The hera.utils.statistics module provides calcDist2d, a function that computes a normalized 2D histogram suitable for contour plots. It wraps matplotlib.pyplot.hist2d and adds several normalization modes.

Importing

from hera.utils.statistics import calcDist2d

Basic Usage

import numpy as np
import matplotlib.pyplot as plt
from hera.utils.statistics import calcDist2d

# Generate sample data
rng = np.random.default_rng(42)
x = rng.normal(0, 1, 5000)
y = 0.5 * x + rng.normal(0, 0.5, 5000)

x_mid, y_mid, hist = calcDist2d(x, y, bins=30)

plt.contourf(x_mid, y_mid, hist, levels=20, cmap="viridis")
plt.colorbar(label="Normalized density")
plt.xlabel("X")
plt.ylabel("Y")
plt.title("2D Distribution")
plt.show()

Using with a DataFrame

When your data lives in a pandas DataFrame, pass column names as strings and the DataFrame as data:

import pandas as pd
from hera.utils.statistics import calcDist2d

df = pd.DataFrame({"wind_speed": x, "temperature": y})

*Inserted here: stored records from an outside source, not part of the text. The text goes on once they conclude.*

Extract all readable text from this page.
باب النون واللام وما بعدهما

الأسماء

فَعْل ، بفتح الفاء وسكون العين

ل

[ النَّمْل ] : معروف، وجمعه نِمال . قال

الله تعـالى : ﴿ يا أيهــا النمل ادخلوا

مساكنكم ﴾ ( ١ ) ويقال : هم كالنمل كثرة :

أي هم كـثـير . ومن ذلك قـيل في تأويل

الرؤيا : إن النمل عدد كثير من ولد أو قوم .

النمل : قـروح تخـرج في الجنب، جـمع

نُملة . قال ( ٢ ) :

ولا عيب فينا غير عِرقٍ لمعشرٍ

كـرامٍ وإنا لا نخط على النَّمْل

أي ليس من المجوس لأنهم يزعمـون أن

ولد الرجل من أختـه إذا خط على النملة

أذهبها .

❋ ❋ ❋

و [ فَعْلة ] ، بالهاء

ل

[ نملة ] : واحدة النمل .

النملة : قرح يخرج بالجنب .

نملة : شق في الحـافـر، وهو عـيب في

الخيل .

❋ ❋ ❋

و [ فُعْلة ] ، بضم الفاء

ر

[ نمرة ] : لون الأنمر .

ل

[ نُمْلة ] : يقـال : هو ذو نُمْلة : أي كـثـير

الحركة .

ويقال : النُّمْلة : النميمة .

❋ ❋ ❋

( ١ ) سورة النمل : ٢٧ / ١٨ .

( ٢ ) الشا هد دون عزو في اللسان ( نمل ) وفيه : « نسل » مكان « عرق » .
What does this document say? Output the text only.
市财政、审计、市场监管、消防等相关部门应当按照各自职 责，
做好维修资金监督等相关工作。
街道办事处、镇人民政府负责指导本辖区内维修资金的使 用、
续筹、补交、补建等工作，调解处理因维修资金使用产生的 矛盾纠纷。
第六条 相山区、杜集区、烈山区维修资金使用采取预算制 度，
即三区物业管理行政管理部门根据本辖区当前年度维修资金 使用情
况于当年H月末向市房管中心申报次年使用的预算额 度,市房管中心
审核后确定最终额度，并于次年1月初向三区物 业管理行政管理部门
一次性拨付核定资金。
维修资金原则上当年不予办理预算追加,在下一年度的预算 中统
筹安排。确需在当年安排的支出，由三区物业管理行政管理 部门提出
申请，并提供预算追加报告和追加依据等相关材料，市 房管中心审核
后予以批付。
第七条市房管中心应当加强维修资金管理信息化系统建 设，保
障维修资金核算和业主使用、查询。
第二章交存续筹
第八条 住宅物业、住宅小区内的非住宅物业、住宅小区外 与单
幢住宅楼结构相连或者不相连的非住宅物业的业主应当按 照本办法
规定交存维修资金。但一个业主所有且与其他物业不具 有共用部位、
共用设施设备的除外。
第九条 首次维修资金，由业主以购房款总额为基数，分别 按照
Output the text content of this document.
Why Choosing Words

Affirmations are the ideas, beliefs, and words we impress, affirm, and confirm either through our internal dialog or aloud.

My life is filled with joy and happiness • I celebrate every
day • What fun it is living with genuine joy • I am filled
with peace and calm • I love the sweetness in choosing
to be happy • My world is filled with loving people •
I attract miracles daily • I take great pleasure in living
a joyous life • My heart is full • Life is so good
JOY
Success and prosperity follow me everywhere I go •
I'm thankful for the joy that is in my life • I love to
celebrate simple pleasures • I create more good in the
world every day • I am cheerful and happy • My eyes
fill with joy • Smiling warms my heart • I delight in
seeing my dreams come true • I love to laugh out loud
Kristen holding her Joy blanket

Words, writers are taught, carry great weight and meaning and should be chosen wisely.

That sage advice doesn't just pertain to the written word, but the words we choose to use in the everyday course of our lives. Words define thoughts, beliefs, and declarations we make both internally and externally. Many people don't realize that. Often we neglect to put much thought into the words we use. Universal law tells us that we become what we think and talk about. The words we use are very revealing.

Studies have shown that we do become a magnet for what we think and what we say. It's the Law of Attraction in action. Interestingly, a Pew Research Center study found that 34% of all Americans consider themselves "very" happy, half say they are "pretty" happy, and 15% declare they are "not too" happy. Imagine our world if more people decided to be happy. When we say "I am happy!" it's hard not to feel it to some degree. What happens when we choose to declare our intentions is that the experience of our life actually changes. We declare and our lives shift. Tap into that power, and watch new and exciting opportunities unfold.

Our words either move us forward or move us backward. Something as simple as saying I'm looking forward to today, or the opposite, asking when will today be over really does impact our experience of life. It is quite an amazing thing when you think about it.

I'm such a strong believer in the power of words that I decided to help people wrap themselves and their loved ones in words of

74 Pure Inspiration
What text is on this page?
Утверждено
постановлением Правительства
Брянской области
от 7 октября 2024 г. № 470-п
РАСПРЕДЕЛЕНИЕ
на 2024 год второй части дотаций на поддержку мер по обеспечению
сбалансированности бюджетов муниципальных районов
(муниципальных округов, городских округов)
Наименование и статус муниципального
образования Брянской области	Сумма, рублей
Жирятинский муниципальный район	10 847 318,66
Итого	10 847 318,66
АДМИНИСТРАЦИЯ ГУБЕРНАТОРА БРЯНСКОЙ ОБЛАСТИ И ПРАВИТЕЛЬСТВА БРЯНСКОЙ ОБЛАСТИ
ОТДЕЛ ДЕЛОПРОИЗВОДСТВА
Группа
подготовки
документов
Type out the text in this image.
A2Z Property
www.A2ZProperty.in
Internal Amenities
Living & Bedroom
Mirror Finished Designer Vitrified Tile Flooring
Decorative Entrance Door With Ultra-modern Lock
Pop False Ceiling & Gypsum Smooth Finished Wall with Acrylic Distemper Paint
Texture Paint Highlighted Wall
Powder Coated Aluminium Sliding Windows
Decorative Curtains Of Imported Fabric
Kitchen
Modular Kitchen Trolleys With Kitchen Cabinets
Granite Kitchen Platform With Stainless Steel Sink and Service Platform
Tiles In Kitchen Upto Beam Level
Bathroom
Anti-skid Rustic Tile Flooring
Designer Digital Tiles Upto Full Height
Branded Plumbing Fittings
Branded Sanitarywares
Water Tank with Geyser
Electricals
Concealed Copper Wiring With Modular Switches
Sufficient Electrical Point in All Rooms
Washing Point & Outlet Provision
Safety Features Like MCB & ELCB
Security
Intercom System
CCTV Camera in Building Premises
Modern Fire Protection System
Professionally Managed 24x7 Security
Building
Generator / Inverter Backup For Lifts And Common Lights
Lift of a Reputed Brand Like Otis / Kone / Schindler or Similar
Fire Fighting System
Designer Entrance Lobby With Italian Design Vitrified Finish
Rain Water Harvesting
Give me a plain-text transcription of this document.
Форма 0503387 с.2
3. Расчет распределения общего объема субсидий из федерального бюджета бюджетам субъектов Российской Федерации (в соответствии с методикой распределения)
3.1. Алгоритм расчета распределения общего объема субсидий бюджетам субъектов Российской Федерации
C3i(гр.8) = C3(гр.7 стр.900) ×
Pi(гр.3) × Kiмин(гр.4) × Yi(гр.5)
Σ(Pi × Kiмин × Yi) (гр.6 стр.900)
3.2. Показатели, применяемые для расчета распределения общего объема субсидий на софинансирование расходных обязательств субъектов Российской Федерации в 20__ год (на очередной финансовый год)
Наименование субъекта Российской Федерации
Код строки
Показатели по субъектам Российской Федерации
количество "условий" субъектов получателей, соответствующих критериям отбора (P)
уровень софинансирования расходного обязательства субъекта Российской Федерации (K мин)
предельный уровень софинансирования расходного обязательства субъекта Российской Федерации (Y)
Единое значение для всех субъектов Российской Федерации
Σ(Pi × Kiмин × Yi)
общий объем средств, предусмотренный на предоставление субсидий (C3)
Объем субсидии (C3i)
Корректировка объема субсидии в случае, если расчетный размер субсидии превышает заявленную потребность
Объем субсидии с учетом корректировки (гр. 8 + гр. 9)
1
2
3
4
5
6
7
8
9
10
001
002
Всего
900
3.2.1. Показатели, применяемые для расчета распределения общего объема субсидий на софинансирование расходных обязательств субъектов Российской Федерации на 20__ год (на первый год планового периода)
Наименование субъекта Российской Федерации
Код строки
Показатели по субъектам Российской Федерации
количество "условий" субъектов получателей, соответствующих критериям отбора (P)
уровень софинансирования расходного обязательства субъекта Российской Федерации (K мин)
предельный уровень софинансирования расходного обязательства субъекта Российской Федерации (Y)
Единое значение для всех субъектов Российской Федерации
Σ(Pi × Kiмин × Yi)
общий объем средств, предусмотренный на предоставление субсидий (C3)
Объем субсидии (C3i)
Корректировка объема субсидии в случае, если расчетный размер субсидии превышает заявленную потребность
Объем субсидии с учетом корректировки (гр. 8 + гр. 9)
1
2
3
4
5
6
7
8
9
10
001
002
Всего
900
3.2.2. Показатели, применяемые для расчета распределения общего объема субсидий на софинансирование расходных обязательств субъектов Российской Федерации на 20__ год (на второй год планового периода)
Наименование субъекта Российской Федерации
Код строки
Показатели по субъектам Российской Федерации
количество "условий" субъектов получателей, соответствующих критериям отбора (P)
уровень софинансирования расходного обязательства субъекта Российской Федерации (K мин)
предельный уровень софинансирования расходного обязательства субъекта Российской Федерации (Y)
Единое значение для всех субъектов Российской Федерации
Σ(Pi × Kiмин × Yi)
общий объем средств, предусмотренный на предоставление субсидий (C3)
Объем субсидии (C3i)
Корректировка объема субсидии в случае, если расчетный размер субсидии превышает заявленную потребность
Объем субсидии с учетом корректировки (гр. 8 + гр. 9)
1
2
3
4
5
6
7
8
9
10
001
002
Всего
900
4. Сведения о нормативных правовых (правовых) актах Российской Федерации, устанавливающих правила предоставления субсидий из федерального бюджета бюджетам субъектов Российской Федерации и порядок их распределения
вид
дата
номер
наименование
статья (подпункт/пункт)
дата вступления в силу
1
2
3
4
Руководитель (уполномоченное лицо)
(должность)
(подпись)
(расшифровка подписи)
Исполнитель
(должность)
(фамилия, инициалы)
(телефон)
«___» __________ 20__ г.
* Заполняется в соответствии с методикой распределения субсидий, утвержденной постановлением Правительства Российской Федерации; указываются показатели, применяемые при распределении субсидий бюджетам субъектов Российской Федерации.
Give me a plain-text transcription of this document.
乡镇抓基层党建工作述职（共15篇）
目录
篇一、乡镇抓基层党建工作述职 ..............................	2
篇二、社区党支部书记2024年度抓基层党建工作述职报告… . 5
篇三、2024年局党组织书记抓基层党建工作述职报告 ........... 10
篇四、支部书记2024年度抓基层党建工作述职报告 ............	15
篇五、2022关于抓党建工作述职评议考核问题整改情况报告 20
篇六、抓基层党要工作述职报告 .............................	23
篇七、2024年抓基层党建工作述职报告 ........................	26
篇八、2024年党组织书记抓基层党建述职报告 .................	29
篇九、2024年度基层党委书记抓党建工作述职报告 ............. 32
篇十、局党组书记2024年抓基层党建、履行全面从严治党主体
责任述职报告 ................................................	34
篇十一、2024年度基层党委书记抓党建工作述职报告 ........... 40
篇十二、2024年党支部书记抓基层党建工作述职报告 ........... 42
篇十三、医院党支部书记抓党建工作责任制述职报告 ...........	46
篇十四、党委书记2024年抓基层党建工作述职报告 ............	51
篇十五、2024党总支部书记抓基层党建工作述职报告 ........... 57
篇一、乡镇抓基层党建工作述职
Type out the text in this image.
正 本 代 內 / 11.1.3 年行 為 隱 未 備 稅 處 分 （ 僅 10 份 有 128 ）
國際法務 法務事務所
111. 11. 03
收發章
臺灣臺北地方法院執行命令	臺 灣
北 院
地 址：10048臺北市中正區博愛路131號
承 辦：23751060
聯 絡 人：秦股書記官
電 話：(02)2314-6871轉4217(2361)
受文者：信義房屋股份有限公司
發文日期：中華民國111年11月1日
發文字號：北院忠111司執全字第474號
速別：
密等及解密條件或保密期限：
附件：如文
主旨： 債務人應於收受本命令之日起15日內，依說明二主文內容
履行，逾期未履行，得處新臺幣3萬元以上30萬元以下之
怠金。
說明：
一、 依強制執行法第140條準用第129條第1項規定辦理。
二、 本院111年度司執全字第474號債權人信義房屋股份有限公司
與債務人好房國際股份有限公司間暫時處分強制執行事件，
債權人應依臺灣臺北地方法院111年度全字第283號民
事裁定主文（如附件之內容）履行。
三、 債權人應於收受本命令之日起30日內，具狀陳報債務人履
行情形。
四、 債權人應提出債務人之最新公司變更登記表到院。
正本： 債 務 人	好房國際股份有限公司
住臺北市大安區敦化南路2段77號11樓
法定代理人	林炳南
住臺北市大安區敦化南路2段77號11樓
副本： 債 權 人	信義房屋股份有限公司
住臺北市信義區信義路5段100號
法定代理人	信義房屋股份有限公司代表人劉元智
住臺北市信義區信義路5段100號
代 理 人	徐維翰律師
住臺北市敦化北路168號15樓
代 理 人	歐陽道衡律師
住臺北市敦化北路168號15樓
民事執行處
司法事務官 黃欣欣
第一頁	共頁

x_mid, y_mid, hist = calcDist2d("wind_speed", "temperature", data=df, bins=25)

Normalization Modes

The normalization parameter controls how the raw bin counts are scaled:

Mode Description
"max_normalized" Divide all bins by the maximum count so the peak equals 1. This is the default.
"density" Divide each bin by its area, producing a probability density (counts per unit area).
"y_normalized" Normalize each column (fixed x-bin) so its values sum to 1. Useful for showing conditional distributions.
# Density normalization
x_mid, y_mid, hist = calcDist2d(x, y, bins=30, normalization="density")

# Column-normalized (conditional on x)
x_mid, y_mid, hist = calcDist2d(x, y, bins=30, normalization="y_normalized")

Restricting the Axis Range

Use x_range and y_range to limit the histogram to a specific region:

x_mid, y_mid, hist = calcDist2d(
    x, y,
    bins=40,
    x_range=(-2, 2),
    y_range=(-2, 2),
)

Both must be provided together as (lower, upper) tuples.

Return Values

calcDist2d returns three arrays:

  • x_mid -- 1D array of bin-center x-coordinates.
  • y_mid -- 1D array of bin-center y-coordinates.
  • hist -- 2D array (transposed) ready for plt.contourf(x_mid, y_mid, hist).